While the world obsesses over its distorted perception of Israel’s treatment of the Palestinians, it does not focus on where the real injustice – and mass murder – is taking place. There are millions of Muslim victims out there. They aren’t the victims of Jews.
Last month, I was asked by a British radio station to comment on the remarks of member of parliament David Ward. As marchers gathered for the solidarity rally following the Paris terror attacks, he tweeted “Je suis Palestinian” and that the presence of Prime Minister Benjamin Netanyahu in Paris “makes me feel sick.”
Ward serially offends me: He has compared Israel’s treatment of the Palestinians to the Holocaust, and last summer while Hamas and Islamic Jihad were launching thousands of rockets on Israel he tweeted: “The big question is – if I lived in #Gaza would I fire a rocket? – probably yes.”
He later apologized if his comments had given the impression he supported the rocket fire.
During the brief interview, I noted that now, more than ever, is a time for unity and pointed out, not for the first time, that Israel is on the front lines of the fight against radical Islam and global jihad.
Hamas, a local offshoot of the Muslim Brotherhood, was not firing rockets at Israel and planning mega-attacks via its carefully constructed warren of terror tunnels because of poverty and unemployment. On the contrary, if it stopped channeling so much of its funds into terror, it could solve most of the socioeconomic problems from which it suffers. But that’s not the goal. The aim is to try to bring down Israel and establish its own Shari’a-abiding state in its place.

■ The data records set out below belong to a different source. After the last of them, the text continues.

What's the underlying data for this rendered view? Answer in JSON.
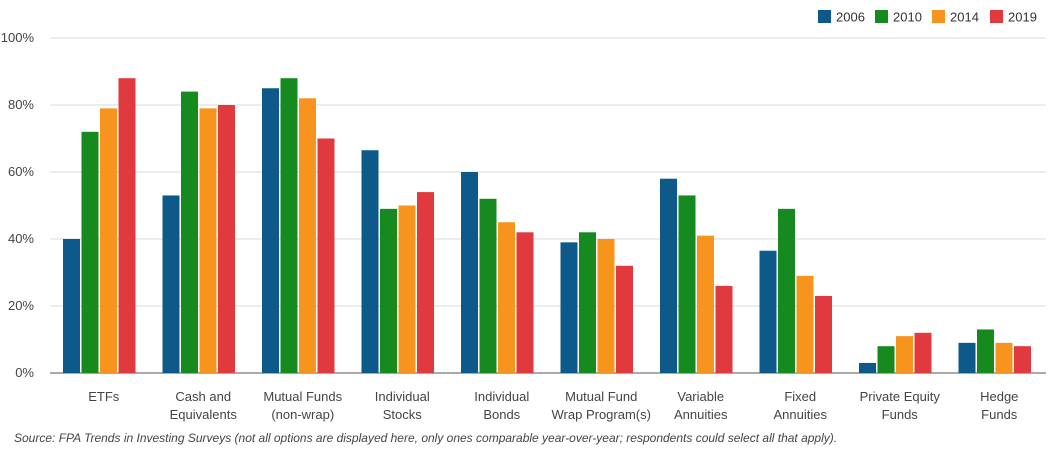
{
  "chart_data": {
    "type": "bar",
    "categories": [
      [
        "ETFs"
      ],
      [
        "Cash and",
        "Equivalents"
      ],
      [
        "Mutual Funds",
        "(non-wrap)"
      ],
      [
        "Individual",
        "Stocks"
      ],
      [
        "Individual",
        "Bonds"
      ],
      [
        "Mutual Fund",
        "Wrap Program(s)"
      ],
      [
        "Variable",
        "Annuities"
      ],
      [
        "Fixed",
        "Annuities"
      ],
      [
        "Private Equity",
        "Funds"
      ],
      [
        "Hedge",
        "Funds"
      ]
    ],
    "series": [
      {
        "name": "2006",
        "color": "#0d5a8a",
        "values": [
          40,
          53,
          85,
          66.5,
          60,
          39,
          58,
          36.5,
          3,
          9
        ]
      },
      {
        "name": "2010",
        "color": "#16891f",
        "values": [
          72,
          84,
          88,
          49,
          52,
          42,
          53,
          49,
          8,
          13
        ]
      },
      {
        "name": "2014",
        "color": "#f7941d",
        "values": [
          79,
          79,
          82,
          50,
          45,
          40,
          41,
          29,
          11,
          9
        ]
      },
      {
        "name": "2019",
        "color": "#e03a3e",
        "values": [
          88,
          80,
          70,
          54,
          42,
          32,
          26,
          23,
          12,
          8
        ]
      }
    ],
    "yticks": [
      "0%",
      "20%",
      "40%",
      "60%",
      "80%",
      "100%"
    ],
    "ylim": [
      0,
      100
    ],
    "legend": "top-right",
    "grid": true,
    "source": "Source: FPA Trends in Investing Surveys (not all options are displayed here, only ones comparable year-over-year; respondents could select all that apply)."
  }
}
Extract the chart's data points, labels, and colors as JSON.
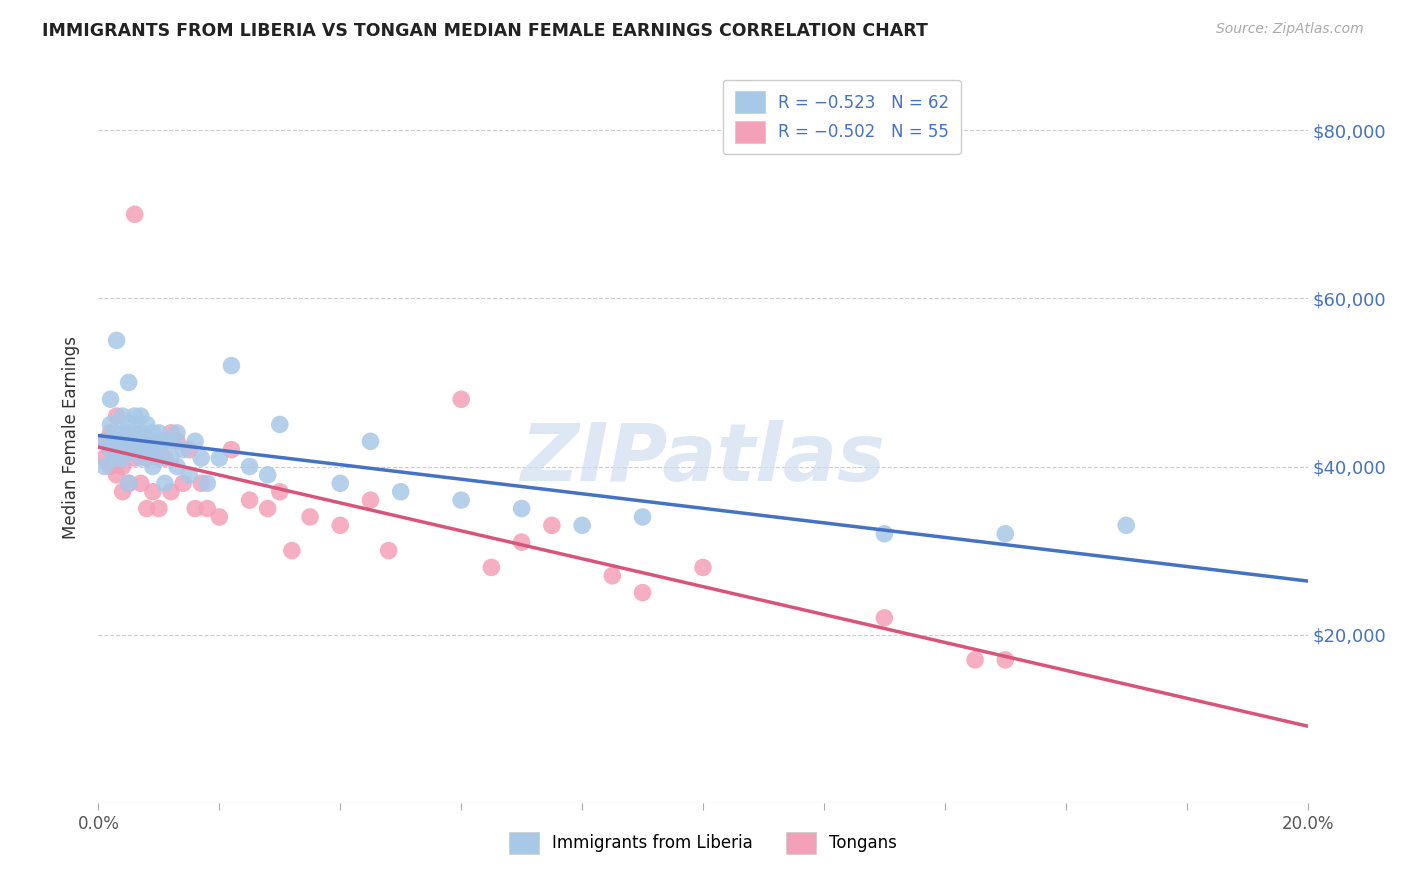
{
  "title": "IMMIGRANTS FROM LIBERIA VS TONGAN MEDIAN FEMALE EARNINGS CORRELATION CHART",
  "source": "Source: ZipAtlas.com",
  "ylabel": "Median Female Earnings",
  "y_ticks": [
    0,
    20000,
    40000,
    60000,
    80000
  ],
  "y_tick_labels": [
    "",
    "$20,000",
    "$40,000",
    "$60,000",
    "$80,000"
  ],
  "x_lim": [
    0.0,
    0.2
  ],
  "y_lim": [
    0,
    87000
  ],
  "legend_label1": "R = −0.523   N = 62",
  "legend_label2": "R = −0.502   N = 55",
  "watermark": "ZIPatlas",
  "color_liberia": "#a8c8e8",
  "color_tongan": "#f4a0b8",
  "line_color_liberia": "#4472c4",
  "line_color_tongan": "#d9547a",
  "bottom_label1": "Immigrants from Liberia",
  "bottom_label2": "Tongans",
  "liberia_x": [
    0.001,
    0.001,
    0.002,
    0.002,
    0.002,
    0.003,
    0.003,
    0.003,
    0.003,
    0.004,
    0.004,
    0.004,
    0.004,
    0.005,
    0.005,
    0.005,
    0.005,
    0.005,
    0.006,
    0.006,
    0.006,
    0.006,
    0.007,
    0.007,
    0.007,
    0.007,
    0.008,
    0.008,
    0.008,
    0.009,
    0.009,
    0.009,
    0.009,
    0.01,
    0.01,
    0.01,
    0.011,
    0.011,
    0.012,
    0.012,
    0.013,
    0.013,
    0.014,
    0.015,
    0.016,
    0.017,
    0.018,
    0.02,
    0.022,
    0.025,
    0.028,
    0.03,
    0.04,
    0.045,
    0.05,
    0.06,
    0.07,
    0.08,
    0.09,
    0.13,
    0.15,
    0.17
  ],
  "liberia_y": [
    43000,
    40000,
    45000,
    42000,
    48000,
    55000,
    43000,
    41000,
    44000,
    43000,
    46000,
    44000,
    41000,
    43000,
    45000,
    50000,
    42000,
    38000,
    43000,
    44000,
    46000,
    42000,
    44000,
    43000,
    41000,
    46000,
    43000,
    45000,
    42000,
    44000,
    42000,
    40000,
    43000,
    44000,
    42000,
    41000,
    43000,
    38000,
    43000,
    41000,
    44000,
    40000,
    42000,
    39000,
    43000,
    41000,
    38000,
    41000,
    52000,
    40000,
    39000,
    45000,
    38000,
    43000,
    37000,
    36000,
    35000,
    33000,
    34000,
    32000,
    32000,
    33000
  ],
  "tongan_x": [
    0.001,
    0.001,
    0.002,
    0.002,
    0.002,
    0.003,
    0.003,
    0.003,
    0.004,
    0.004,
    0.004,
    0.005,
    0.005,
    0.005,
    0.006,
    0.006,
    0.006,
    0.007,
    0.007,
    0.007,
    0.008,
    0.008,
    0.009,
    0.009,
    0.01,
    0.01,
    0.011,
    0.012,
    0.012,
    0.013,
    0.014,
    0.015,
    0.016,
    0.017,
    0.018,
    0.02,
    0.022,
    0.025,
    0.028,
    0.03,
    0.032,
    0.035,
    0.04,
    0.045,
    0.048,
    0.06,
    0.065,
    0.07,
    0.075,
    0.085,
    0.09,
    0.1,
    0.13,
    0.145,
    0.15
  ],
  "tongan_y": [
    43000,
    41000,
    42000,
    44000,
    40000,
    42000,
    39000,
    46000,
    43000,
    40000,
    37000,
    44000,
    42000,
    38000,
    43000,
    41000,
    70000,
    44000,
    38000,
    42000,
    41000,
    35000,
    43000,
    37000,
    42000,
    35000,
    41000,
    44000,
    37000,
    43000,
    38000,
    42000,
    35000,
    38000,
    35000,
    34000,
    42000,
    36000,
    35000,
    37000,
    30000,
    34000,
    33000,
    36000,
    30000,
    48000,
    28000,
    31000,
    33000,
    27000,
    25000,
    28000,
    22000,
    17000,
    17000
  ]
}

That some British parliamentarians – Ward is sadly not alone – and at least 100 artists prefer to support the forces of destruction against Israel does not offer much hope when it comes to tackling Islamist extremism elsewhere, including the pockets that can be found in Britain itself.

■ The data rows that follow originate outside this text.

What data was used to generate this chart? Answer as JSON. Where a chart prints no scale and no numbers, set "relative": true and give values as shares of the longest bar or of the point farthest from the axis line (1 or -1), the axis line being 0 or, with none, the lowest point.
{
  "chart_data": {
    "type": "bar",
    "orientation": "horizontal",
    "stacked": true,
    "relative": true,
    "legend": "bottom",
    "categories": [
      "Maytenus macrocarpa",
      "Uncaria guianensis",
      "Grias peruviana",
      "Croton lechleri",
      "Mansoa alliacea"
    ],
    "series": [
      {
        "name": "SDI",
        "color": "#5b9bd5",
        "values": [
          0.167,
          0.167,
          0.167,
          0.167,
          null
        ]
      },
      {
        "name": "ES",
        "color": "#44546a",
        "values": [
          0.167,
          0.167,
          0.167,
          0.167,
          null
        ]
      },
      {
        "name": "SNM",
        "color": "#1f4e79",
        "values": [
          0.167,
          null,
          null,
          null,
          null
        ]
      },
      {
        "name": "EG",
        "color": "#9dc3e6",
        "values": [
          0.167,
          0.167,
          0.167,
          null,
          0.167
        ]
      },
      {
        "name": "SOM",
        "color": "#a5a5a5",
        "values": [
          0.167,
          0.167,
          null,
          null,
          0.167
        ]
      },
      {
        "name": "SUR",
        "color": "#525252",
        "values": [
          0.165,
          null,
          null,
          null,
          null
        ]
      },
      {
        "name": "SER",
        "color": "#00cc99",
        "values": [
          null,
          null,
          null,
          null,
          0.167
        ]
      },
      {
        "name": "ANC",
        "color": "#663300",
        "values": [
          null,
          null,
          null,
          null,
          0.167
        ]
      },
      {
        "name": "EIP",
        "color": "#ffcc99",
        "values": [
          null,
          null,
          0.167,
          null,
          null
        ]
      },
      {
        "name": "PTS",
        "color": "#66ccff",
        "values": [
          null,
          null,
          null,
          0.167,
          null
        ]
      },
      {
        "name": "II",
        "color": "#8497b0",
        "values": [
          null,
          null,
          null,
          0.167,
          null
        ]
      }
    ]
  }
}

Roger Waters, one of the best-known boycotting artists, tried very hard to persuade Alan Parsons not to perform here last week. It’s only because I don’t like violence that I won’t recommend Waters take his act featuring an inflatable pig and go fly the porcine prop above a stage in Gaza.
Meanwhile, I’m praying that Israel continues to avoid Gaza’s main exports: terror attacks, rockets and mortars.
Acts of kindness, random or otherwise, will always do more good in the world than boycotts and terrorism. That’s why the plan by a group in Norway to form a “ring of peace” around the synagogue in Oslo this Shabbat is heartening. The organizers belong to a Muslim grassroots group trying to fight hate and extremism.
Their acts are braver and better-intentioned than anything Roger Waters and his ilk even aspire to.